Today there are many more short sales and foreclosures on the market and as a buyer it is important to understand what exactly each of these terms mean.
A “short sale” is a situation in which the seller owes more on the home than it is worth, and does not have the funds to come up with the difference at closing. In North Carolina, the seller must disclose that it is a short sale, and when an offer is made, both buyer and seller must sign a “Short Sale Addendum”. Once an offer is accepted by the seller, the listing agent submits it to the seller’s lender for approval. In rare circumstances this approval can happen quickly, but most often it takes several months, and even then the answer might be “no”. So it is possible to get a good deal on a short sale, but the lower the offer, the less chance that the lender will approve it, because the bank wants to recover as much of their money as possible. If you want certainty about when (or if) you will be able to actually occupy the property, setting your heart on a short sale can be extremely frustrating. The listing agent will try to keep you waiting by giving you hopeful updates, but oftentimes the process drags on indefinitely.

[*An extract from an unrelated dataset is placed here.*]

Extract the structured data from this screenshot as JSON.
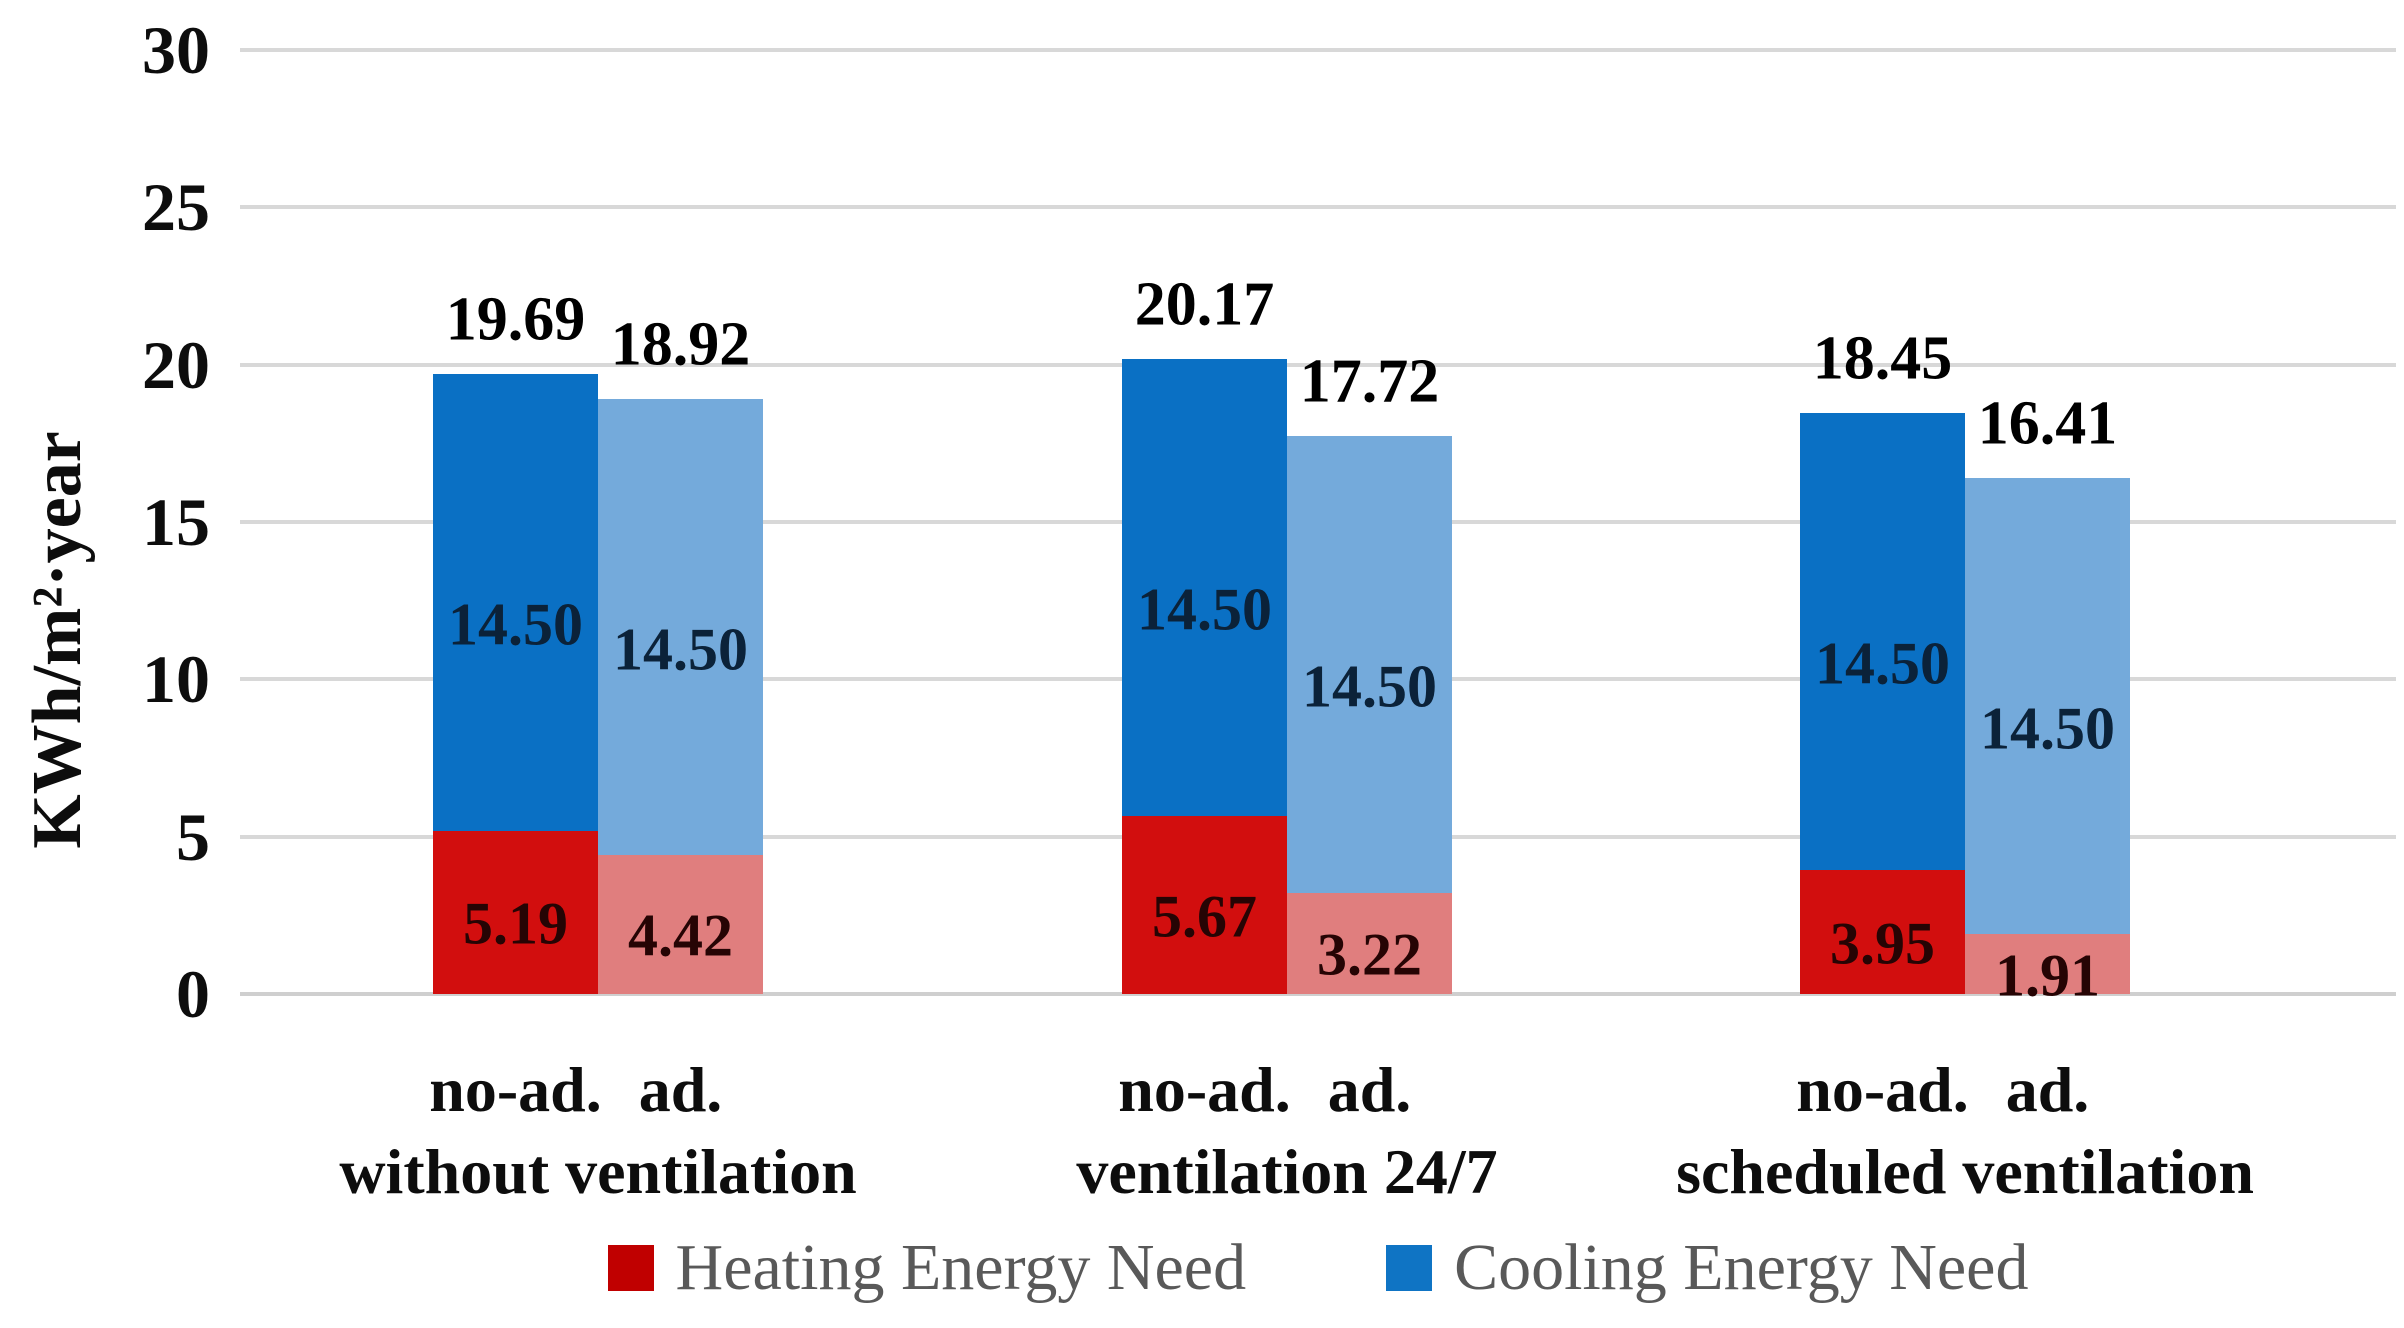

My advice is to make your offer on the short sale property, knowing the addendum allows you to withdraw it at any time before it is accepted, and keep looking for another property. If your original offer gets accepted, you can celebrate. If you find a better property in the meantime, cancel your offer on the short sale property and buy the new one instead.
If a homeowner stops making mortgage payments, the bank will eventually foreclose on the property, taking ownership and listing it for sale with a real estate agent. At the beginning, the bank will price the property high, hoping to recover the amount owed. Then the bank will drop the price substantially every few months until it sells. The strategy is to understand the value of the property (see below) and make offers at or below that value regardless of the current list price. The bank will either accept the offer or say “no” (they rarely counter). If they say “no”, make another offer. Recently we submitted a $760,000 offer on a home listed at $850,000. The bank said “no”. We made another offer at $761,000, and the bank accepted it. You just need to get lucky by making the offer at the right time, when the bank has just reduced the list price or is about to. Since you do not know when that will be, just keep making offers.